As of right now I think of expertise as some mix of: representational knowledge (facts, etc.), neuromuscular patterns and changes (the underpinnings of domain-specific movement — for instance, the increased sensitivity and dexterity of a right-handed guitarist’s left hand), and attentional control and discrimination within the domain (sometimes called perceptual expertise or learning, but I want to expand it beyond what that normally implies). Different domains require different mixes (theoretical physics and chess are light on the neuromuscular aspects, for instance).

For this post, I want to focus on the last element: attention.

Expert performers attend to different things than novices do; that’s a well-established finding across many fields, and it helps to explain several other facets of high-level performance — like domain memory, where chess masters can remember full boards after brief exposure. In some cases, that attention is on things that novices don’t even know exist, like the differences between one LBB and the next. In others, the attention is on higher-level patterns — expert performers are seeing the forest instead of focusing on the individual trees.

Expert performers also neglect to attend to some aspects that novices will carefully watch. For instance, a study on burglars in the UK compared how burglars and (presumably law-abiding) homeowners judged whether a house seemed like a tempting target; experienced burglars ignored a number of factors that the homeowners naively thought relevant.

The burglar studies also have interesting implications for automaticity as a core part of expertise. Automaticity is developed when actions take progressively fewer attentional resources — for many, reading is automatic in that you don’t have to think about it. You see a word, you immediately grasp what it says without having to think about or attend to translating the marks into meanings.

Some theories of expertise — the Dreyfus model, prominently — hold that expertise just is the maximal set of automatic action. You see a tennis star and they seemingly don’t think — they just play. This matches with a lot of people’s experiences as they get better in a domain — they stop thinking so carefully about, for instance, which fingers to press to produce a C# on the flute, and can concentrate on just playing the C#.

I think that last sentence is the key: as you develop expertise, you develop more automaticity at progressively-higher-levels of analysis. As a novice, you have to be conscious of pretty much everything (and, accordingly, you can’t actually do that much — it’s too hard to focus on everything). As you develop expertise, you’re able to automate away the most mechanical skills — you don’t have to spend your attention on “how am I holding the bat?,” and can instead devote more of it to “where is the ball?” Continue practice, and you start to automatically do more and more.

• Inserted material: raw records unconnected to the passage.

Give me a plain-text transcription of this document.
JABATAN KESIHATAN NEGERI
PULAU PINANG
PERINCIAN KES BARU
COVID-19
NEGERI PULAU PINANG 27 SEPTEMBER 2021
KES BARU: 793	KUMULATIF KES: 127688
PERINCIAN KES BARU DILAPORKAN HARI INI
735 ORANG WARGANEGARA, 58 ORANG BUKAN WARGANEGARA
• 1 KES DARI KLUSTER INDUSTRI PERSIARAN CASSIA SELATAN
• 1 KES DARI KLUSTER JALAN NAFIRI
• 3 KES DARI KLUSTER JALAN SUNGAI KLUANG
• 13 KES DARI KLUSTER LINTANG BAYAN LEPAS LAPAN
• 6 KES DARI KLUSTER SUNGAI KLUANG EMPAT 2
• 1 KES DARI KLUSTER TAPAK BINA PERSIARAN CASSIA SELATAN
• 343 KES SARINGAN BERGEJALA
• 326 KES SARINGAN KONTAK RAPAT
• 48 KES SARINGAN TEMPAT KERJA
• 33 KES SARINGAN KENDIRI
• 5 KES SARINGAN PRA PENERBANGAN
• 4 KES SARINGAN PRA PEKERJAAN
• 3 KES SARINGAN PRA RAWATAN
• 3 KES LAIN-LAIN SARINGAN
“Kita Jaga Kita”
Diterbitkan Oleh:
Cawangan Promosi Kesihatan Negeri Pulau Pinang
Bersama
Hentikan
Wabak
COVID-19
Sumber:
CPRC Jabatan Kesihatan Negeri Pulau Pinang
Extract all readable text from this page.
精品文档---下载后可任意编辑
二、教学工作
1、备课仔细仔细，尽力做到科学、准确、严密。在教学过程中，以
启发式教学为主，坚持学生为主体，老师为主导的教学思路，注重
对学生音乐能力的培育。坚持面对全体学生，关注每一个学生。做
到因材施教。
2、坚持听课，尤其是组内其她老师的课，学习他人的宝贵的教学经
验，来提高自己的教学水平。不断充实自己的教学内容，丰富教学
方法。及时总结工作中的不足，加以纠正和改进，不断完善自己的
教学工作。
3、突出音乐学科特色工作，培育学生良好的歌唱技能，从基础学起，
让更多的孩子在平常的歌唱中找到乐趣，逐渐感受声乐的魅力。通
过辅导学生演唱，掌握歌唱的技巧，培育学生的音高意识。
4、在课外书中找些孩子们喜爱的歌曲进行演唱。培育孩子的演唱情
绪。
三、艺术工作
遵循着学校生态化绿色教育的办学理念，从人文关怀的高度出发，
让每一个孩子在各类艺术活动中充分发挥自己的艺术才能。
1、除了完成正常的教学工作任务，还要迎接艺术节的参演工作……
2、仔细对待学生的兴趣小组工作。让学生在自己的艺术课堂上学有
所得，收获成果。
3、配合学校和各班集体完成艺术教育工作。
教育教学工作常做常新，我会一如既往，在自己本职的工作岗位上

But! It’s not just a matter of changing what you focus on — expert performers are also able to step back (or closer) and go back to focusing on the things that they’re doing automatically. An Olympic volleyball player can go back to thinking about the most minute positioning of her elbow and shoulder as she serves, if she thinks there’s something wrong. The best performers can choose what they attend to, where novices don’t have that freedom.

And what’s more, expert performers can be broken out of their automatic actions (or, what is the same thing, out of their focus on higher-level actions). Back to the burglars: practiced criminals report that their searches within a house are basically automated: they check the same places in the same order, because people are predictable. If they hear an unexpected sound, though, the search pattern is broken and they have the chance to consciously decide what to do next.

There’s more here — there are really interesting theories about choking based around misplaced attention, for instance, but I’ll save that for another post.